View from the Hill: Student information on getting COVID test on campus
- Author: WKU News
- Author: Thursday, August 13th, 2020
When students return to WKU’s campus for the fall semester, they need to know what to do if they feel they’ve been exposed to COVID-19.
WKU’s Amy Bingham has details on exactly how to navigate WKU Health Services in this week’s View from the Hill.
“Free COVID-19 testing will be offered here at Graves Gilbert Clinic at WKU. In order to keep contact to a minimum, you’re asked to call this number for curbside check in and then wait in the parking lot until they are ready for you to come in."
“We have designated this side as our sick side…”
“We have two entrances. We have one for well people, who come in for checkups, who come in for vaccinations, whatever else like that and women’s health and then we have this entrance right here which is for sick people.”
Both the sick entrance and the well entrance will involve getting your temperature taken and answering a series of questions.
“Have you had any cough (no) , fever (no), shortness of breath (no)?”
If a COVID test or antibodies test is what you’re seeking, Graves Gilbert CEO Chris Thorn says the results usually come back between 48 and 72 hours.
In just a few weeks, he says they should have another new test that gets results much quicker.
“The avid rapid test that everyone is talking about that you can get quick turnaround time.
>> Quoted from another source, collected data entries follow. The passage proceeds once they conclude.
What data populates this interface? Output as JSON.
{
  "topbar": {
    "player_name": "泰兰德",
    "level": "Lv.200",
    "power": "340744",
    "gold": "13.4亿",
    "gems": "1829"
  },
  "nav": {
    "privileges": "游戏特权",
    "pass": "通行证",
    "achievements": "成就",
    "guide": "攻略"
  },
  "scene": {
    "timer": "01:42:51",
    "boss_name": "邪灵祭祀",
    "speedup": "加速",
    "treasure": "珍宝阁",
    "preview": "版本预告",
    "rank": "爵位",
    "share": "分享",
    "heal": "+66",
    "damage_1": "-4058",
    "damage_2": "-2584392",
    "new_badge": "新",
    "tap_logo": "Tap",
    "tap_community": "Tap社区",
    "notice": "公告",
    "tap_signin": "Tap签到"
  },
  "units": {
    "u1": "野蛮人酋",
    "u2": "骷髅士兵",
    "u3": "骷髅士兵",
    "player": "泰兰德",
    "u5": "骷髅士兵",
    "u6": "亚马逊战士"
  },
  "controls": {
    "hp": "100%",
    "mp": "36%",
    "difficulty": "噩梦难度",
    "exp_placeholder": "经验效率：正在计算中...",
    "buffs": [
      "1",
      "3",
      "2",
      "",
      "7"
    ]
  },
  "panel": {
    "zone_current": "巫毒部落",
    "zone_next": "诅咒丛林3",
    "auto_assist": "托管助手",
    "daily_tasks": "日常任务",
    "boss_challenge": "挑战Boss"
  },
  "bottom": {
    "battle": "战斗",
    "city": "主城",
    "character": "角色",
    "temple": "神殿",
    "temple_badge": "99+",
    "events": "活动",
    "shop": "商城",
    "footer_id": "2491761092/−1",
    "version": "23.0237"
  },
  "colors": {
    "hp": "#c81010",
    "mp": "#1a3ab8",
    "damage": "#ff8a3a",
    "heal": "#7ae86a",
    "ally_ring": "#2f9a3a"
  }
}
The accuracy isn’t nearly as good as the PCR test.”
WKU and Graves Gilbert Clinic worked together to reconfigure the space to accommodate the global pandemic and from a staffing standpoint, they are ready to be flexible.
“We’ve staffed this to be kind of like an accordion, if there’s a lot of students in need we can add more resources and when it’s quieter we, just like an accordion, play in and out.”
Thorn is encouraging the campus community to adhere to the guidelines but calls COVID-19 an opportunistic disease.
“Right now, the disease, primarily from a hospitalization standpoint, it preys on people who have multiple problems, if you’re a smoker, diabetic.”
“You stay away, six feet away, you wear a mask, you wash your hands, it’s gonna be very unlikely that you’re gonna get sick.”
Thorn is encouraging the use of telehealth visits as much as possible to keep exposure to a minimum. He also suggests students take a picture of their insurance card on their phone so it will be readily available.